The Business Times

Japan's Fukuoka, Eighteenth Bank postpone planned integration

Published Tue, Jul 25, 2017 · 08:23 AM

[TOKYO] Fukuoka Financial Group Inc and Eighteenth Bank, both based in southern Japan, said on Tuesday they would indefinitely put on hold plans to integrate their operations, citing anti-monopoly issues.

Last year, Fukuoka Financial Group, the largest banking group on Japan's southern-most main island of Kyushu, said it planned to buy Eighteenth Bank with an intention of merging it with Shinwa Bank, which it controls.

"We will continue our efforts to achieve the integration soon," the two banking groups said in a statement.

The banks said they would delay the integration plans, saying they were still under review by the country's Fair Trade Commission, and did not give a specific date for the merger.

The merger had already been postponed once by six months to October from April. Sources had said last month that the merger may be delayed for a second time.
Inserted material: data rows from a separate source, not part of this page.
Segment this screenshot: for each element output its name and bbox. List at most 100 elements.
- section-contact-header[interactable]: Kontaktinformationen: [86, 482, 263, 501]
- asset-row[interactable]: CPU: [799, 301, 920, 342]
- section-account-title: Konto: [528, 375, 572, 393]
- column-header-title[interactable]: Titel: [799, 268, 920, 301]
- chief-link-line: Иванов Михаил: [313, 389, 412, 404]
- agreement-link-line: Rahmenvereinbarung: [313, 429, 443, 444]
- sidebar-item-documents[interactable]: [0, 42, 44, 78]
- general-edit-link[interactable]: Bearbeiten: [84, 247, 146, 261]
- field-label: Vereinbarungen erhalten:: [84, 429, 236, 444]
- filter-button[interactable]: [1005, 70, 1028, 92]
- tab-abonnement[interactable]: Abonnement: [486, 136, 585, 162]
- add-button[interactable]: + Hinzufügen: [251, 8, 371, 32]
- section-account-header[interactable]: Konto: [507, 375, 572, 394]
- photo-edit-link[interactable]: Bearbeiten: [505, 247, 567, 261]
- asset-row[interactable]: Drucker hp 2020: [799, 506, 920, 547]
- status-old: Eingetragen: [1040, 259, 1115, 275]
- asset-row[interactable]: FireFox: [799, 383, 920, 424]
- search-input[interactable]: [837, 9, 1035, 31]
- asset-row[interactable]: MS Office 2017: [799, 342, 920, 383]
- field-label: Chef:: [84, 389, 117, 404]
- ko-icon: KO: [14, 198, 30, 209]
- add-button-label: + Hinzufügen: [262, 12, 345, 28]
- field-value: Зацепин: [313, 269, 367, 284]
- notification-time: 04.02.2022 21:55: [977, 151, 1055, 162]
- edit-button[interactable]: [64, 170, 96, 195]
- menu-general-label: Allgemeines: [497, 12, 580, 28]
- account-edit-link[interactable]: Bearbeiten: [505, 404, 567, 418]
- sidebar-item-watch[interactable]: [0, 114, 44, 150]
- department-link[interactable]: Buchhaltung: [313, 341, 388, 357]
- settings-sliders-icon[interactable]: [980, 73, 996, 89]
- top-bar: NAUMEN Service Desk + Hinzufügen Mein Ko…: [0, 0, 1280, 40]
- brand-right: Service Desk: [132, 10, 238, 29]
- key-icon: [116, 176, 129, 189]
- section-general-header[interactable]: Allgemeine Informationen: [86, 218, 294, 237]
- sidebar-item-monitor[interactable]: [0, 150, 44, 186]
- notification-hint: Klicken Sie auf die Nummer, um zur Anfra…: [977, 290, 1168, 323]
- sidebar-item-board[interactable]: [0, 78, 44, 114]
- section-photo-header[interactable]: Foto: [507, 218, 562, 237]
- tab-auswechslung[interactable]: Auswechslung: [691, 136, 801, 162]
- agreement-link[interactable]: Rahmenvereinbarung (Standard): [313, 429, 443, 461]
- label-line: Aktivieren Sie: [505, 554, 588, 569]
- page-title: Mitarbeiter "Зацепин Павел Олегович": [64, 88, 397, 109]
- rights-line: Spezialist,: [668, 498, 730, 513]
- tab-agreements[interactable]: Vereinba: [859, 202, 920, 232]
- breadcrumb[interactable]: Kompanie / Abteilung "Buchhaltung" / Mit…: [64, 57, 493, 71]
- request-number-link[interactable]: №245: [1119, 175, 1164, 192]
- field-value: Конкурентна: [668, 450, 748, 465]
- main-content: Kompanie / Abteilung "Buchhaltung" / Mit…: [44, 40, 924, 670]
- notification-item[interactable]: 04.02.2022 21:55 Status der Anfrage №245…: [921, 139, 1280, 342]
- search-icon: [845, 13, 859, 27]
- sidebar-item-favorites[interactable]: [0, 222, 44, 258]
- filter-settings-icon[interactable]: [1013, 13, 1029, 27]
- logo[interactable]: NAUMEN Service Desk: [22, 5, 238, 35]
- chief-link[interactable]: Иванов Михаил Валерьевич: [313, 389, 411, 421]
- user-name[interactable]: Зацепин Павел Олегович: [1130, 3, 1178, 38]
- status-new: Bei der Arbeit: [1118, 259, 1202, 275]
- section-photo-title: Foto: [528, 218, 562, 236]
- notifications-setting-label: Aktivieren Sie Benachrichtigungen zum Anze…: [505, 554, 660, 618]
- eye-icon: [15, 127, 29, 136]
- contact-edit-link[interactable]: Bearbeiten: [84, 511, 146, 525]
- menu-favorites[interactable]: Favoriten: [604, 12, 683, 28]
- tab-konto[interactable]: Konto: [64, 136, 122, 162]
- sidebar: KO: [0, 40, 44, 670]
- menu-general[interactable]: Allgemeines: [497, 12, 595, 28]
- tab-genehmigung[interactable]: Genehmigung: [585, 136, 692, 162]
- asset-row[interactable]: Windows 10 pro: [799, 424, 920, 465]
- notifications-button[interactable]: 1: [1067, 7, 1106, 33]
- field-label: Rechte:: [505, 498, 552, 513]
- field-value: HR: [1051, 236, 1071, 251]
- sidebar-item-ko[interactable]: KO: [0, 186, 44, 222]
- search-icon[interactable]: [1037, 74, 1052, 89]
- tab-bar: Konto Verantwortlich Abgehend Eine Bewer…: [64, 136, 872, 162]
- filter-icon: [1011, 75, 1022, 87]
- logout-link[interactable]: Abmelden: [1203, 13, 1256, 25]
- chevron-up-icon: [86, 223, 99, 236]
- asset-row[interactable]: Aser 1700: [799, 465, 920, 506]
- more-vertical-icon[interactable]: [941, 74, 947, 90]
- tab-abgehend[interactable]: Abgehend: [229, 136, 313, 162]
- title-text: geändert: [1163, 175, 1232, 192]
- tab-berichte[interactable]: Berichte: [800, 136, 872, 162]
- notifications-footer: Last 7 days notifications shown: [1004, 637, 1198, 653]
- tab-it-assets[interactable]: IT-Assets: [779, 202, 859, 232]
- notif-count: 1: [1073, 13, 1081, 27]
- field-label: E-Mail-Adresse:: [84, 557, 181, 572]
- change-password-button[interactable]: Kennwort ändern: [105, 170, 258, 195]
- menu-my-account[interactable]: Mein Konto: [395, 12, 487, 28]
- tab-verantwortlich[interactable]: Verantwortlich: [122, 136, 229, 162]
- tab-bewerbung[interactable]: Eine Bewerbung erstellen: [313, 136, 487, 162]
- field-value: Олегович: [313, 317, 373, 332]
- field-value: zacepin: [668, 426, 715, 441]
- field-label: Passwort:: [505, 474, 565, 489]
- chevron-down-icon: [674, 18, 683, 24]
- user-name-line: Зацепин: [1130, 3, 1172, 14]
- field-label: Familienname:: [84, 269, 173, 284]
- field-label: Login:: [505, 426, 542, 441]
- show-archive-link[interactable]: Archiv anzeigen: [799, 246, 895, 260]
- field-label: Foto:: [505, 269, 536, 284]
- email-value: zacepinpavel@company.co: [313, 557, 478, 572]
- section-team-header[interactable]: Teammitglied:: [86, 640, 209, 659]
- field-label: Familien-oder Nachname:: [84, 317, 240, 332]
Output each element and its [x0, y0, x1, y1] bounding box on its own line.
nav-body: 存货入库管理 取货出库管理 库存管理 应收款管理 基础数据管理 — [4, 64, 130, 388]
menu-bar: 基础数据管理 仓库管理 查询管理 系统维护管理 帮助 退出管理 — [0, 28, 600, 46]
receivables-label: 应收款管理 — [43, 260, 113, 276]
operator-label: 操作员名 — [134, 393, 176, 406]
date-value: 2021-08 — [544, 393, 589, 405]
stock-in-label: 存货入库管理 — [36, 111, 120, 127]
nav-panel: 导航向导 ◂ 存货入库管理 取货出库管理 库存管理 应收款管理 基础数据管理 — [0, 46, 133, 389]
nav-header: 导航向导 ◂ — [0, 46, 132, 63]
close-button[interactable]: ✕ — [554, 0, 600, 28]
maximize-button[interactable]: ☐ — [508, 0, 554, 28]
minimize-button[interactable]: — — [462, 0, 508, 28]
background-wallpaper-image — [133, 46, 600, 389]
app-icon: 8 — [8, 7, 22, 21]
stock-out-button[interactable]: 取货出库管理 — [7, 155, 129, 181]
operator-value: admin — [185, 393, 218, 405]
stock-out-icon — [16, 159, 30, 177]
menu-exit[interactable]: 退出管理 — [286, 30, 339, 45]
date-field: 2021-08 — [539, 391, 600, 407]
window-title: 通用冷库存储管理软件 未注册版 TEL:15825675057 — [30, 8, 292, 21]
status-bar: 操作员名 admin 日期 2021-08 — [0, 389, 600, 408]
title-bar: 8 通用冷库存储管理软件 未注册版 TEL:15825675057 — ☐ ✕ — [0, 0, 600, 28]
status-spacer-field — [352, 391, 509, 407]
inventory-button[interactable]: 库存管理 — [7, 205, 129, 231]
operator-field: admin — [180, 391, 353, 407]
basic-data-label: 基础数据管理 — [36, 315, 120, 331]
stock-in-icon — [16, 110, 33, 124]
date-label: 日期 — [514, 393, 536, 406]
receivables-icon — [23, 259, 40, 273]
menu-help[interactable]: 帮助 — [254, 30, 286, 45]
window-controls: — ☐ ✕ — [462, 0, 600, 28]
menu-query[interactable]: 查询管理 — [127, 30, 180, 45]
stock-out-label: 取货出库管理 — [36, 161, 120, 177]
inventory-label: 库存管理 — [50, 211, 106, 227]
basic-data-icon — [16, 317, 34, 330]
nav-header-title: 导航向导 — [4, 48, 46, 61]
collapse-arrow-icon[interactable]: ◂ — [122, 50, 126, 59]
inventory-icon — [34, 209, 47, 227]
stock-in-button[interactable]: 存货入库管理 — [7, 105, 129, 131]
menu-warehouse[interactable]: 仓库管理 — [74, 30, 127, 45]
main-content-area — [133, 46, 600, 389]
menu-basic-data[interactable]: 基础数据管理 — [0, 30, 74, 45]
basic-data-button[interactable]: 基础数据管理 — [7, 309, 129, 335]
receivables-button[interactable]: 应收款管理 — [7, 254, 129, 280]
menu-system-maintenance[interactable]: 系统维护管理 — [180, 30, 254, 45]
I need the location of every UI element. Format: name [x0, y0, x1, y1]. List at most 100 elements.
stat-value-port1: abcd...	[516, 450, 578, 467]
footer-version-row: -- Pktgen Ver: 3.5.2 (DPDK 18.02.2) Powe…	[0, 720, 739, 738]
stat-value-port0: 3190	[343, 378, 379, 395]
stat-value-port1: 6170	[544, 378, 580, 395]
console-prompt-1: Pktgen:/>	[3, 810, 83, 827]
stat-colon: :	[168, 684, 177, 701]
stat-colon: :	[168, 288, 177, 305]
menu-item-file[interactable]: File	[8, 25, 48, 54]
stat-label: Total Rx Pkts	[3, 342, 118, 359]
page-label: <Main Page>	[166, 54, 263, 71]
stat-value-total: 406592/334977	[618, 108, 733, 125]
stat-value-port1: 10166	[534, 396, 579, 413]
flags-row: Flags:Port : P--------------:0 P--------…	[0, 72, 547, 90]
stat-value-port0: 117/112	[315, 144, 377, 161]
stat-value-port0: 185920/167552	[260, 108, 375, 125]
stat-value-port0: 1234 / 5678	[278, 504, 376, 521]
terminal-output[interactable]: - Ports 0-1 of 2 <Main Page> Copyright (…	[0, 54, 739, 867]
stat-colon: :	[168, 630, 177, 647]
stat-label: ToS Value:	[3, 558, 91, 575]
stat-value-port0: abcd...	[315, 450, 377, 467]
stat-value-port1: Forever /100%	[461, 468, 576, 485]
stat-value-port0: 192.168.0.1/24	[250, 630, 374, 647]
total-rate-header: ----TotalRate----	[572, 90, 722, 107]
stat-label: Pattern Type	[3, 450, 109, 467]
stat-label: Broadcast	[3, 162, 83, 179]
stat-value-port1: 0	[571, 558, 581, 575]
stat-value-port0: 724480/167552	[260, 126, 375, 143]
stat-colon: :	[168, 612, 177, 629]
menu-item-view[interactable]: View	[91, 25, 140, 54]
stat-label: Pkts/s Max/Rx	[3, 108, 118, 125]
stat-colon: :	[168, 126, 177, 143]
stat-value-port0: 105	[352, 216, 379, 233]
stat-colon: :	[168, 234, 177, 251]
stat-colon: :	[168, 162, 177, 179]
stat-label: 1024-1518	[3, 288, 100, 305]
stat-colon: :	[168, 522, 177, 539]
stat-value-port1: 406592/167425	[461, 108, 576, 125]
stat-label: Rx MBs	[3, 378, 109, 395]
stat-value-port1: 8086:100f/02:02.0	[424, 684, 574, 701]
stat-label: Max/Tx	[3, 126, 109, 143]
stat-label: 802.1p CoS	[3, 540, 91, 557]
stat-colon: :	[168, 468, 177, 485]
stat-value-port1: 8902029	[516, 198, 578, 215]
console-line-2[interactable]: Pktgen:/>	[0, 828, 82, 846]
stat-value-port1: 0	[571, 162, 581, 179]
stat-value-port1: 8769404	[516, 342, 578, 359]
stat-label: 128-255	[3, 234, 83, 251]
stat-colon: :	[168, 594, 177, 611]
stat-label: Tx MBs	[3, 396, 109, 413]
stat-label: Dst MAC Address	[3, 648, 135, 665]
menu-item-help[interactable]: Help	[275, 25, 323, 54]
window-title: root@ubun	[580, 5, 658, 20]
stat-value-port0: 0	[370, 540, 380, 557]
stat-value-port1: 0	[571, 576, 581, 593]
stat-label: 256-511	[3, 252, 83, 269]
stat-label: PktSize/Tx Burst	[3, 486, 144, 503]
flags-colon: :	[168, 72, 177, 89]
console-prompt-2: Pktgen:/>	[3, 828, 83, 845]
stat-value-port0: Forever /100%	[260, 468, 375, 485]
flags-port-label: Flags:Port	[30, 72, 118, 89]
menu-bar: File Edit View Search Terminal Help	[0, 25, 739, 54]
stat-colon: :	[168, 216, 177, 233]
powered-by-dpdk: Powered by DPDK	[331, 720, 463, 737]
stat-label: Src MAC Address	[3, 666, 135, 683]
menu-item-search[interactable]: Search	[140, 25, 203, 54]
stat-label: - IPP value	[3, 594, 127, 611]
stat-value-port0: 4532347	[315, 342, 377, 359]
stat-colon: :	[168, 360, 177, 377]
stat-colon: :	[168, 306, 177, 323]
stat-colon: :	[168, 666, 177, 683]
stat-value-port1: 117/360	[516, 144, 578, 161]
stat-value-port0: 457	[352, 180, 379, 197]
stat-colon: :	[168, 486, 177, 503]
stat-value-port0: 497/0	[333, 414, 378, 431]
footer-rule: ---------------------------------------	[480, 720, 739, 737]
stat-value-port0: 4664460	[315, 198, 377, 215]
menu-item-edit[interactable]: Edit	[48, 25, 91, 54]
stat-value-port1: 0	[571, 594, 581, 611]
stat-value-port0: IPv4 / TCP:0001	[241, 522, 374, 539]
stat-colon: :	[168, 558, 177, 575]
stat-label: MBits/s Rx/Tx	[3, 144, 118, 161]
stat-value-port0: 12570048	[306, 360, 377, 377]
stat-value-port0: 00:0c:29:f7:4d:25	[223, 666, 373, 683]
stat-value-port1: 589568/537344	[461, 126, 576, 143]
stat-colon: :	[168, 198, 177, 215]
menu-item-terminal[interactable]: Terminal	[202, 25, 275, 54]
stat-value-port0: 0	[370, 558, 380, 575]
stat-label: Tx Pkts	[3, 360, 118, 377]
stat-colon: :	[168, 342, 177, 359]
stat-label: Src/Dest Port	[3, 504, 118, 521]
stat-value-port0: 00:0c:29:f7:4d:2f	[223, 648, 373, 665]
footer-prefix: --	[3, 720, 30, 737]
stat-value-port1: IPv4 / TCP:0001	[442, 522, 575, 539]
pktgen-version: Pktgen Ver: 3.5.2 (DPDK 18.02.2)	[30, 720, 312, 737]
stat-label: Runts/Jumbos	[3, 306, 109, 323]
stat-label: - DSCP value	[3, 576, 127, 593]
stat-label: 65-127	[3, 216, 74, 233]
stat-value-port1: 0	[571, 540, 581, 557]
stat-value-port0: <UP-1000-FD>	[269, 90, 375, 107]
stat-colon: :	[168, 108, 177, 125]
Japan's regional banks have struggled as the country's dwindling population has led to weaker loan demand. Banks'profits are also being squeezed by thin lending margins under the Bank of Japan's negative rates policy.

Sources have said the Fair Trade Commission (FTC) was objecting to the merger because the combined entity would control about 70 per cent of loans in Nagasaki prefecture, where Shinwa Bank and Eighteenth Bank operate, undermining competition.

Some analysts and experts have warned that it would be hard for the bank to mollify the FTC's anti-monopoly concerns, although Nana Otsuki, chief analyst at Monex Group Inc, said that modern transportation systems and the use of the internet have loosened the grip any bank could have over a local market.

"The meaning of borders between prefectures has become less significant," Ms Otsuki said.

Two smaller banks in Niigata prefecture Sea of Japan coast, Daishi Bank Ltd and Hokuetsu Bank Ltd, have also agreed to merge their operations and are awaiting authorities' approval.